Contrairement à ce que laisse entendre Amons, le Dr Wyrwa estime que la découverte de nouvelles sépultures n'augmentera pas le nombre de victimes du massacre de Katyn connu aujourd'hui : - Pas d'après les documents évoqués par le procureur Amons, mais on sait depuis longtemps que des Polonais sont enterrés à Kherson. C'est quelque chose de connu et discuté lors de conférences scientifiques. Ce sont certainement des victimes de la liste ukrainienne.

Mais il peut aussi y avoir des Polonais assassinés plus tôt, avant la guerre, pendant la soi-disant l'opération polonaise en 1937-1938, au cours de laquelle Staline ordonna la mort de plus de 100 000 Polonais résidant en URSS.

- C'est possible parce que le NKVD enterre des victimes depuis les années 1930 essentiellement aux mêmes endroits.

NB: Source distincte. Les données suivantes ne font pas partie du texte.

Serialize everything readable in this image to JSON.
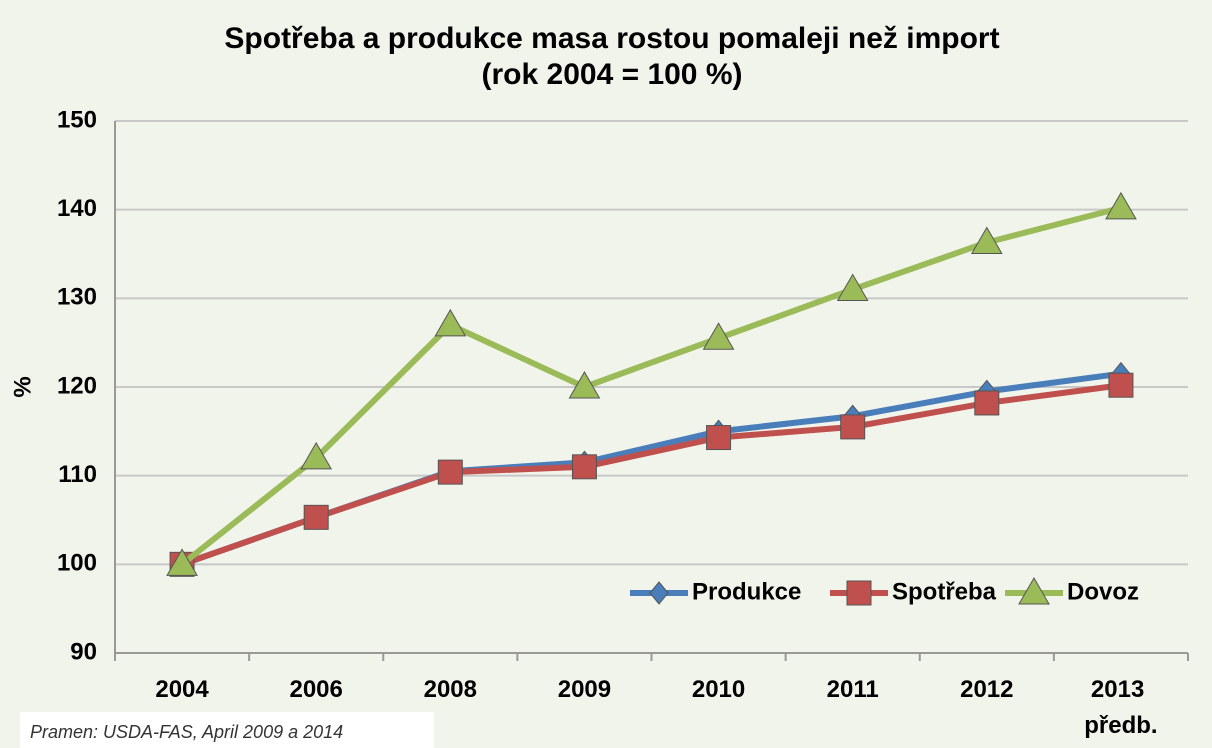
{
  "chart_data": {
    "type": "line",
    "title": "Spotřeba a produkce masa rostou pomaleji než import",
    "subtitle": "(rok 2004 = 100 %)",
    "y_label": "%",
    "source": "Pramen: USDA-FAS, April 2009 a  2014",
    "categories": [
      "2004",
      "2006",
      "2008",
      "2009",
      "2010",
      "2011",
      "2012",
      "2013 předb."
    ],
    "series": [
      {
        "name": "Produkce",
        "color": "#4a7ebb",
        "marker": "diamond",
        "values": [
          100,
          105.3,
          110.5,
          111.5,
          115,
          116.7,
          119.5,
          121.5
        ]
      },
      {
        "name": "Spotřeba",
        "color": "#c0504d",
        "marker": "square",
        "values": [
          100,
          105.3,
          110.4,
          111,
          114.3,
          115.5,
          118.2,
          120.2
        ]
      },
      {
        "name": "Dovoz",
        "color": "#9bbb59",
        "marker": "triangle",
        "values": [
          100,
          112,
          127,
          120,
          125.5,
          131,
          136.3,
          140.2
        ]
      }
    ],
    "ylim": [
      90,
      150
    ],
    "yticks": [
      90,
      100,
      110,
      120,
      130,
      140,
      150
    ],
    "grid": true,
    "legend": "lower right"
  }
}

Ils n'en cherchaient pas de nouveaux spécifiquement pour les Polonais. Ils les ont enterrés dans des endroits qu'ils connaissaient bien. Il s'agissait généralement de zones forestières, de sanatoriums ou d'autres lieux de ce type - explique le Dr Wyrwa.

 

Toujours dans la région de Mykolaïv, qui a été créée plus tard, et dans les années 1930, son territoire faisait partie de la région de Kherson, il peut y avoir des victimes de l'opération polonaise ou du massacre de Katyn de la liste ukrainienne.

Le procureur Amons a annoncé qu'après la fin des restrictions liées à l'épidémie de COVID-19, des travaux commenceront sur le site d'éventuelles sépultures de Polonais à Kherson. Et c'est un changement, car plus tôt la partie ukrainienne a refusé à l'Institutde la mémoire nationale la possibilité de faire des recherches à cet endroit, expliquant qu'elles ne pouvaient pas être menées car un grand lotissement y avait été construit.